While I’ve never actually met her, I hear there’s a monster living in our house.
Rumor is she’s pretty scary. Irritable. Moody. Snaps at everyone in her path. Rolls her eyes a lot. Short-tempered, easily frustrated, can’t concentrate. Cries at Subaru commercials. Wears sweatpants. Forgets how to finish a sentence. Eats constantly. Mostly chocolate. Or anything else she can find in the cupboard. Or fridge. Or under the couch.
And apparently we look a lot alike, this monster and me.
Thankfully, she doesn’t come out often. Every twenty-eight days or so, right about the time I happen to head for the hills, leaving my poor, defenseless family to fend for themselves. It’s sad, really.
To be perfectly honest, up until recently, our little monster situation seemed like a hoax. For years I refused to believe she existed at all, despite my husband’s frightening eyewitness accounts. But that kind of denial can make a person feel a little irrational. A bit crazy. Nutty even.
So alright. Fine. Yes, she exists. And she will continue to rage as long as I (or my wacky hormones) do. Fortunately however, for those around me, I’ve discovered that she doesn’t have to rule over my home, my behavior, or my heart. I’m not destined to get kicked out of the house every month; I don’t have to let her win. And you don’t either.
Nuts or normal? We can blame Eve all we want, but it won’t change the way we’re made. The hormonal fluctuations, drop in serotonin and the brain’s chemical changes that contribute to mood swings, depression, fatigue, sleep issues and food cravings are routine. They happen like clockwork. In other words, they’re noooormal. Yet we still find ourselves completely shocked, wondering month after month, “What is wrong with me?” Anticipating that our hormones, along with our self-esteem, body image, and ability to cope, will be out of whack for a few days eases the challenge a bit; accepting that it’s natural –not nutty- and not not not going to last forever helps even more. Weeping may last through the night, but joy comes with the morning. (Psalm 30:5)
We’re in this together. According to womenshealth.gov, roughly 85% of women suffer from symptoms of PMS from the teen years till menopause. We must remember those statistics when a girlfriend seems a little distant or a woman colleague seems on edge. PMS causes us to get testy with others, but we tend to get sensitive when we find ourselves on the receiving end of the grumpiness as well. As much as we all try to hide our monsters, we are most likely running into at least a few every day. Just as I become desperate for grace each time my hormones act up (or down), I must extend the same kindness to sisters in the same boat. Make allowance for each other’s faults, and forgive anyone who offends you. Colossians 3:13
Gimme a Break– As much as my crabby behavior disappoints me, as guilt-ridden as I end up feeling after barking at the people I love most in the world, I cannot continuously beat myself up over it. Just like every other sin that trips us up, the devil would love nothing more than for us to hold on to it long after our monster flees. But if we apologize for our behavior and make strides in the right direction, God promises that we can leave it behind. Tomorrow’s a new day, and His mercy and forgiveness is as dependable as the rising sun. The faithful love of the Lord never ends! His mercies never cease. Great is his faithfulness; his mercies begin afresh each morning. (Lamentations 3:22-23)

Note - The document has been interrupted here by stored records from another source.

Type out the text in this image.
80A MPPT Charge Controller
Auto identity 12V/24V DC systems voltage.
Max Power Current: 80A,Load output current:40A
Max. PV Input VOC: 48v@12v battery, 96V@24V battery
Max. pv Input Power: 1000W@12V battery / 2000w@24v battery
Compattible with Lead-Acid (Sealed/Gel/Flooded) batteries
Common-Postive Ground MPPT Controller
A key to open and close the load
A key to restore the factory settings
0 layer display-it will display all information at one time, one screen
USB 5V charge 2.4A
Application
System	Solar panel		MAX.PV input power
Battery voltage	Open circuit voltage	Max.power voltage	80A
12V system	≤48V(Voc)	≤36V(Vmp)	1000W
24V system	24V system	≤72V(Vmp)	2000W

It’s only taken me thirty years or so, but I’m learning, getting better at accepting my body with all of its challenges, giving and receiving more grace, and refusing to let myself wallow in guilt. Sure, my monster may still lurk around from time to time, but at least she’s not as scary as she used to be.
If depressing thoughts or high irritability seems severe, life-altering or lasts more than a few days, or you have thoughts of hurting yourself or others, seek the advice of a physician or healthcare professional immediately.